Сын растерянно гладил руку матери и молчал, не находя слов утешения, продолжая думать, что напрасно она говорит все это. А она действительно истерически посмеивалась, и шопот ее был так жутко сух, как будто кожа тела ее трещала и рвалась.
– Ты должен знать: все женщины неизлечимо больны одиночеством. От этого - все непонятное вам, мужчинам, неожиданные измены и... всё! Никто из вас не ищет, не жаждет такой близости к человеку, как мы.
Чувствуя необходимость попытаться успокоить ее, Клим пробормотал:
– Знаешь, о женщинах очень своеобразно рассуждает Макаров..
– Наш эгоизм - не грех, - продолжала мать, не слушая его.
– Эгоизм от холода жизни, оттого, что все ноет: душа, тело, кости...
И вдруг, взглянув на сына, она отодвинулась от него, замолчала, глядя в зеленую сеть деревьев. А через минуту, поправляя прядь волос, спустившуюся на щеку, поднялась со скамьи и ушла, оставив сына измятым этой сценой.
"Конечно, это она потому, что стареет и ревнует", - думал он, хмурясь и глядя на часы. Мать просидела с ним не более получаса, а казалось, что прошло часа два.

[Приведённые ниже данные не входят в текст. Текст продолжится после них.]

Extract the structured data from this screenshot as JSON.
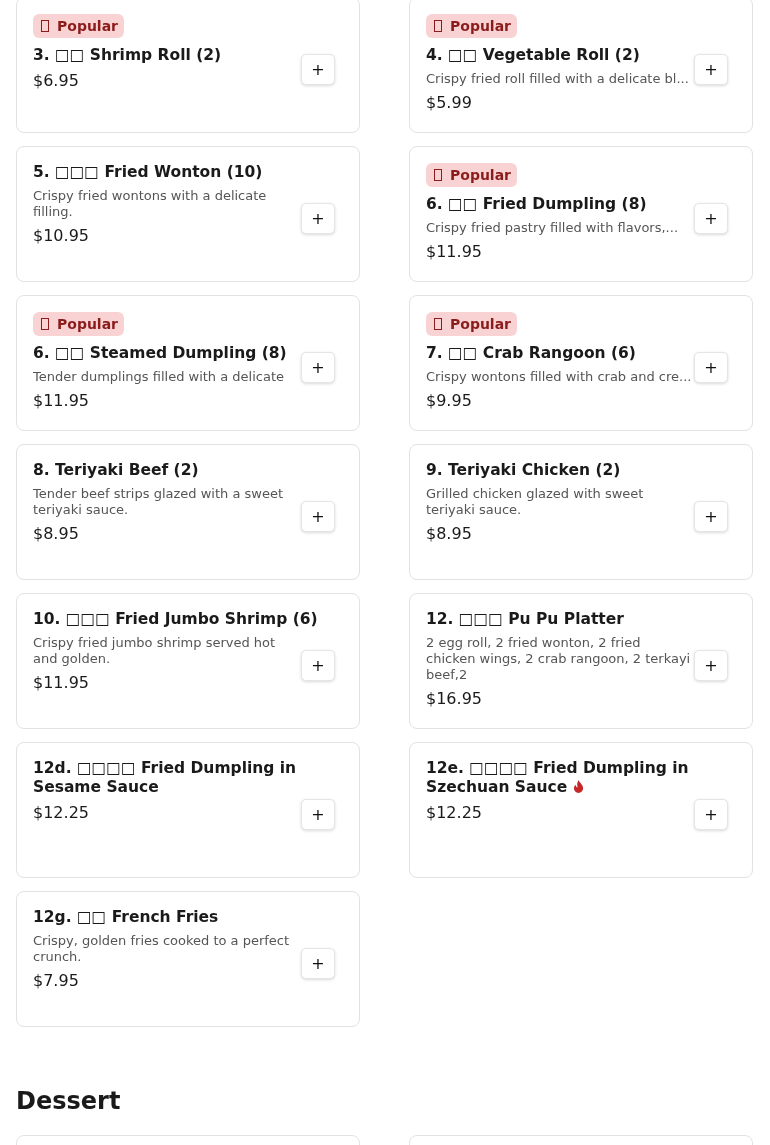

Было неприятно чувствовать, что за эти полчаса она что-то потеряла в глазах его. И еще раз Клим Самгин подумал, что в каждом человеке можно обнаружить простенький стерженек, на котором человек поднимает флаг своей оригинальности.
На другой день, утром, неожиданно явился Варавка, оживленный, сверкающий глазками, неприлично растрепанный. Вера Петровна с первых же слов спросила его:
– Что, эта барышня или дама наняла дачу?
– Какая барышня?
– удивился Варавка.
– Знакомая Лютова?
– Не видал такой. Там - две: Лидия и Алина. И три кавалера, чорт бы их побрал!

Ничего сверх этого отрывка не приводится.